Since sales peak during Eid festivals, the Manipuris invest their savings in making new merchandise ahead of the two occasions.
"But the pandemic has inflicted a huge loss," said Rabi Singha Rajesh, member secretary of the Manipuri Cultural Academy Bangladesh.
According to local traders, Manipuri cloth is an attractive product to domestic and foreign tourists visiting Moulvibazar.
More than 10,000 domestic and foreign tourists used to travel to the area every day before the pandemic. But since the virus arrived on the shores of the country, domestic and foreign tourists have not been seen.
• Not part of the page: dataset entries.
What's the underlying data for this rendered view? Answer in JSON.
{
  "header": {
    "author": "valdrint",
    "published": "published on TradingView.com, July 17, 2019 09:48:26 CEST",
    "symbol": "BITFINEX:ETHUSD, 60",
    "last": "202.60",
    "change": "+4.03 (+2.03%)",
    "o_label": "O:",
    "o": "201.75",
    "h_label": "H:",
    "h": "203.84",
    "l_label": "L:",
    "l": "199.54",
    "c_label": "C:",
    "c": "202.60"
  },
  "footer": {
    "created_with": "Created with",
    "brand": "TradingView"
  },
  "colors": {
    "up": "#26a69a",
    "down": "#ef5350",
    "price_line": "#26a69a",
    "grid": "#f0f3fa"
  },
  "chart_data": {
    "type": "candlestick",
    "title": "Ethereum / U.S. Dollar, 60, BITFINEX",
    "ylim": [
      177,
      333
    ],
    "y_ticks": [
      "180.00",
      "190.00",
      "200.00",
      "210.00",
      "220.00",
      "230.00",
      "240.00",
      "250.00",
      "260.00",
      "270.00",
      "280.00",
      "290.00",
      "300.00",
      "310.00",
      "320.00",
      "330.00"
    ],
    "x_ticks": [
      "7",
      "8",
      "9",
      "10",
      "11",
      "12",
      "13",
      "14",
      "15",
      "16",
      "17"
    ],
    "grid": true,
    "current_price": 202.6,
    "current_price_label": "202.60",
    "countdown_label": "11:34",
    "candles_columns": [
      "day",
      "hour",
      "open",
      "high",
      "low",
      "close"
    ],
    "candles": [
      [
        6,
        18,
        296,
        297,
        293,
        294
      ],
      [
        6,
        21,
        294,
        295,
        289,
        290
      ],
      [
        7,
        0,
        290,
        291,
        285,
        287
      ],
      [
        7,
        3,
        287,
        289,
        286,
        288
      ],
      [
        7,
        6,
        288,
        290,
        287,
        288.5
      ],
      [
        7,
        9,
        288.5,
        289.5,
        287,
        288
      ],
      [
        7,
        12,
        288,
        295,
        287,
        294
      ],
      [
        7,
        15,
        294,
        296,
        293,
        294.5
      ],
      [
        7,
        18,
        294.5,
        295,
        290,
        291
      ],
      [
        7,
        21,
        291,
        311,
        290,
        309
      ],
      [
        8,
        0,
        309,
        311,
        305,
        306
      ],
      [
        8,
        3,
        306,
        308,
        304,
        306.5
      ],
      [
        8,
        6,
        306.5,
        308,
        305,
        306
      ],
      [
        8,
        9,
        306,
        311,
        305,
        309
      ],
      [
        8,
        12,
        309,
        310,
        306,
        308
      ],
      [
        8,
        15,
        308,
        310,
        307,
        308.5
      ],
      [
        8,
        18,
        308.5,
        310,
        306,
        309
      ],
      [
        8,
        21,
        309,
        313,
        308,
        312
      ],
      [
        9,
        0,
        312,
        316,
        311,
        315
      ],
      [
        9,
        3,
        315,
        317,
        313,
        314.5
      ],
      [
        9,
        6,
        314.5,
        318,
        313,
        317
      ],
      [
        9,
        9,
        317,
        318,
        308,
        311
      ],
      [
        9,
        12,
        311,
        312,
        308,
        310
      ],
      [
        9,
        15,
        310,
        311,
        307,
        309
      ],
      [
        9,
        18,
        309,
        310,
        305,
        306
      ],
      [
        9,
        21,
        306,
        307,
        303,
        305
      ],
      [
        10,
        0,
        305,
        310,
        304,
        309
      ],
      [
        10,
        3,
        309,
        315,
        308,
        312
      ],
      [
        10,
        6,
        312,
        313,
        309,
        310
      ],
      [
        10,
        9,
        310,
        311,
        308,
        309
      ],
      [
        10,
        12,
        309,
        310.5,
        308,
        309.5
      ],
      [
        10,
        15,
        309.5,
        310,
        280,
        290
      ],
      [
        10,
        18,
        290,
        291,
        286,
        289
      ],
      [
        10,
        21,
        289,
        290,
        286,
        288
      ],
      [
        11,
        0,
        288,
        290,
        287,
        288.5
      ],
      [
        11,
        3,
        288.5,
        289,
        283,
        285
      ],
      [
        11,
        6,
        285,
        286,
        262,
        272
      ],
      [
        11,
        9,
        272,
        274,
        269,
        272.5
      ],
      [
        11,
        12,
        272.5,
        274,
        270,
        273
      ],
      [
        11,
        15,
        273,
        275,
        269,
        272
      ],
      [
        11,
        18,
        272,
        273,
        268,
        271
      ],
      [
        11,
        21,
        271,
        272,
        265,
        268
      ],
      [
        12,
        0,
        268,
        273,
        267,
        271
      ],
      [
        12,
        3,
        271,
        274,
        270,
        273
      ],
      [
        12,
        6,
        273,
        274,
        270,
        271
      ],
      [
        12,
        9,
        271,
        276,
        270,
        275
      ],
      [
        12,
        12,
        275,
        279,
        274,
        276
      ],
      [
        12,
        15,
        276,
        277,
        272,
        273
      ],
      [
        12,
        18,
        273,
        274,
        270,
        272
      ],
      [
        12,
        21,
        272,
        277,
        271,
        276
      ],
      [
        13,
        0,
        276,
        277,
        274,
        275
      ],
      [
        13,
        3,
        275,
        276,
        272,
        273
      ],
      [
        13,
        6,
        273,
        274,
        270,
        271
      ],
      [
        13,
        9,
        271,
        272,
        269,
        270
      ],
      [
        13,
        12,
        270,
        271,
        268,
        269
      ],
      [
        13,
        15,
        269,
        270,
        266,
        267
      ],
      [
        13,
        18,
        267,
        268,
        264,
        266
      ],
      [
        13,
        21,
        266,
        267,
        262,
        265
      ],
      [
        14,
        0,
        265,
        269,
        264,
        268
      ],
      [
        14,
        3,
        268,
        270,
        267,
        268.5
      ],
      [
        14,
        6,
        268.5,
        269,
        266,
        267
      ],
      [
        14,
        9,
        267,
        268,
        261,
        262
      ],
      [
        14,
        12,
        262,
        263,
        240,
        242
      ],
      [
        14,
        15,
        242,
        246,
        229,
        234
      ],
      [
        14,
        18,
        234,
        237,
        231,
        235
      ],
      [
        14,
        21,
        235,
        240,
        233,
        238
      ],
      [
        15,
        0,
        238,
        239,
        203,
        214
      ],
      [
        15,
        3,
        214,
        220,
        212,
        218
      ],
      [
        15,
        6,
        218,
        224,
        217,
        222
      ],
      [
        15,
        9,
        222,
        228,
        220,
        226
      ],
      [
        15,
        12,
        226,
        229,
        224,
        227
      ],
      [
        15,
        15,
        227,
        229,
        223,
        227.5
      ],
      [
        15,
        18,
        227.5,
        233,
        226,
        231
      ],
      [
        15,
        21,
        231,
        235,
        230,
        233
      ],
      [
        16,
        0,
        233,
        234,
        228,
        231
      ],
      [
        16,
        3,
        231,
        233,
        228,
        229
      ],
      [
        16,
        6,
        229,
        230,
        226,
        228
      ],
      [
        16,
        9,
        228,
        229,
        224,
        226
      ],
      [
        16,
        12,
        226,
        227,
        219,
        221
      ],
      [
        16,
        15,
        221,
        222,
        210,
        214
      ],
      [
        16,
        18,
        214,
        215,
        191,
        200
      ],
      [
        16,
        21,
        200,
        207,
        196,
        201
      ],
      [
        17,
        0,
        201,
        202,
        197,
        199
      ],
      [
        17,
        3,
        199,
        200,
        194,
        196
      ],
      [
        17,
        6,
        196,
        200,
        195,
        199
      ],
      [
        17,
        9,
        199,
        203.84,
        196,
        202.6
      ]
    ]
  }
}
In Sylhet city, there are more than 100 wholesale stores that sell Manipuri items. The largest wholesale market is located in Bandarbazar area. Many wholesale stores have also been set up in Lamabazar, Zindabazar, Tilaghar, Chowhatta, and Ambarkhana.
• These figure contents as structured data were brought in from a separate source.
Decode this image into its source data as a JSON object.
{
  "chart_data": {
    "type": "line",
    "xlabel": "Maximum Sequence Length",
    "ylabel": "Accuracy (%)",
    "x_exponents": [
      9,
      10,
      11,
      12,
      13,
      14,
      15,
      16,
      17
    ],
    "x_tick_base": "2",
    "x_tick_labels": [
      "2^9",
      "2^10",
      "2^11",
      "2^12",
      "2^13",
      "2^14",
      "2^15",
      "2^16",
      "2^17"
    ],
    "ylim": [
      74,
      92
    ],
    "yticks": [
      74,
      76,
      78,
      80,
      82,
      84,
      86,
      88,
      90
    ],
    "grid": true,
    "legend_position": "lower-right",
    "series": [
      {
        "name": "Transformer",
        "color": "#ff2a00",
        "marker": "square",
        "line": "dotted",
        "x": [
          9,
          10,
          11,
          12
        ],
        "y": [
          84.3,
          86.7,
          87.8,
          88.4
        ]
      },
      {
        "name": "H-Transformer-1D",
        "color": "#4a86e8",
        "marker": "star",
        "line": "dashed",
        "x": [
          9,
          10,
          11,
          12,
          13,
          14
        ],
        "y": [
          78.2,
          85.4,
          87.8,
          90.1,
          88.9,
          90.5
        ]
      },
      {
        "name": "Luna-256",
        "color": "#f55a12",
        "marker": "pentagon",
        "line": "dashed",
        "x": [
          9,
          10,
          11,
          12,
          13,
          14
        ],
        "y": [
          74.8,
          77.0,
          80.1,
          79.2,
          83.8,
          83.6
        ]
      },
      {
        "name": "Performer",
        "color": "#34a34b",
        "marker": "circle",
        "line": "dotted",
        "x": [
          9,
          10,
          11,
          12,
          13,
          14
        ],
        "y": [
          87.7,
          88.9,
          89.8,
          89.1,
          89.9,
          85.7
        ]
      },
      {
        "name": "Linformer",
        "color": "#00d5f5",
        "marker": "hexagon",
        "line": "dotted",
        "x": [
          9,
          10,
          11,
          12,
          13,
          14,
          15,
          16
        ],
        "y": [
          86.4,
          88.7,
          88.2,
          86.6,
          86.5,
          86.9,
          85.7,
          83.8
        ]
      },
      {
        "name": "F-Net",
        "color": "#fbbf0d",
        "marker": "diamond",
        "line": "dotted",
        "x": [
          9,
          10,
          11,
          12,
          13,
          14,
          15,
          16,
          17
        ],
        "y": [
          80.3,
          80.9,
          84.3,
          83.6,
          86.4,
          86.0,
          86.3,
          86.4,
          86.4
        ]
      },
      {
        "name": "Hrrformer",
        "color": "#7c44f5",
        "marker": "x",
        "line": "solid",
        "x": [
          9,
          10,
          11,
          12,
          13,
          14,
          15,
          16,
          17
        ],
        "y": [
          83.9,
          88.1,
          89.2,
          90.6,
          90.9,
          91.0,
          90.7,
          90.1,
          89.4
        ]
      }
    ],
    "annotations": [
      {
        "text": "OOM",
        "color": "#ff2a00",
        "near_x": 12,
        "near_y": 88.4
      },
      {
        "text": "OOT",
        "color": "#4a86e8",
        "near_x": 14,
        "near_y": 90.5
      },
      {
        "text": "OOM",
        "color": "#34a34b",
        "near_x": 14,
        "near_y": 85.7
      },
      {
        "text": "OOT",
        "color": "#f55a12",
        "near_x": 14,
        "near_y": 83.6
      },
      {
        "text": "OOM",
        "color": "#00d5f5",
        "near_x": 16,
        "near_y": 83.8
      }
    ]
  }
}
Many Manipuris also sell their merchandise directly from their houses in Lamabazar and Mashimpur in Sylhet city and Kamalganj and Sreemangal upazilas.
Saddam Hossain, a trader in Sreemangal, says these markets usually attract a lot of shoppers during normal times.
"But this time, there were only a few people around, and not much noticeable business transaction is taking place at the handful of stores that are open," he said ahead of Eid-ul-Azha.
Mithun Singha, a clothing trader from Sreemangal's Radhanagar area, has a wholesale store in the main business centre in the upazila. He has not been able to sell any of the clothes in the past few months.
"But the store rent, electricity bills and other expenses kept piling up. So, I had to shut the store this month."
Shilpi Devi, a weaver in Adampur, says Manipuri saris are popular among young women, including the newlyweds. But lately, sales have been poor.
"Wholesale buyers are not turning up. So, I'm selling the items at lower prices to any customer I can find," said Ranjita Debi, a weaver in Lamabazar.
"With sales falling almost to zero, we are now in a crisis."
Lakshmikanta Singh, executive director of the Ethnic Community Development Organisation (ECDO), an NGO, says weavers meet at least 15 per cent of the local demand for clothes.
Around 5 per cent of the total production is exported to the UK and the US.
He says wholesalers from different districts, including Dhaka, Chattogram, Narsingdi and Bogura, used to come and place orders for bulk quantities.
"But this time, they were unable to come to the town due to the lockdowns."
The NGO opened an outlet, Moirang, for Manipuri women handloom artists in 2014. It has been shut during the pandemic.
It requested customers to buy clothes online, but the response has been low.
Some Manipuri women used to work in the factory of the NGO, but they could not regularly come for the last one and a half years due to the lockdowns.
"As a result, the production has come to a halt. We are at a loss now," Lakshmikanta Singh said.
Many weavers say the industry has suffered a lot during the pandemic. Many have become unemployed.
But so far, there has been no major support from the government although state assistance is essential for the survival of the industry, they say.
Kamalganj Upazila Nirbahi Officer Ashekul Haque said: "A list has been prepared. They will be assisted very soon."
Barkat Ullah, liaison officer of the Bangladesh Handloom Board (BHB) in Kamalganj, says considering the present scenario, the board has cut the interest rate on loans for Manipuri weavers to 5 per cent from 10 per cent.
The loan repayment period has also been extended and conditions relaxed. A weaver can borrow a maximum of Tk 2 lakh.
So far, the BHB has disbursed Tk 1.70 crore among 1,274 weavers in the division, home to about 3,000 Manipuri weavers.
"We have sent a list of the people who have marginalised by the pandemic to the senior officials of the board."
"I have also sought relief from the local administration, which has assured us of providing support. We will receive the relief within a couple of days."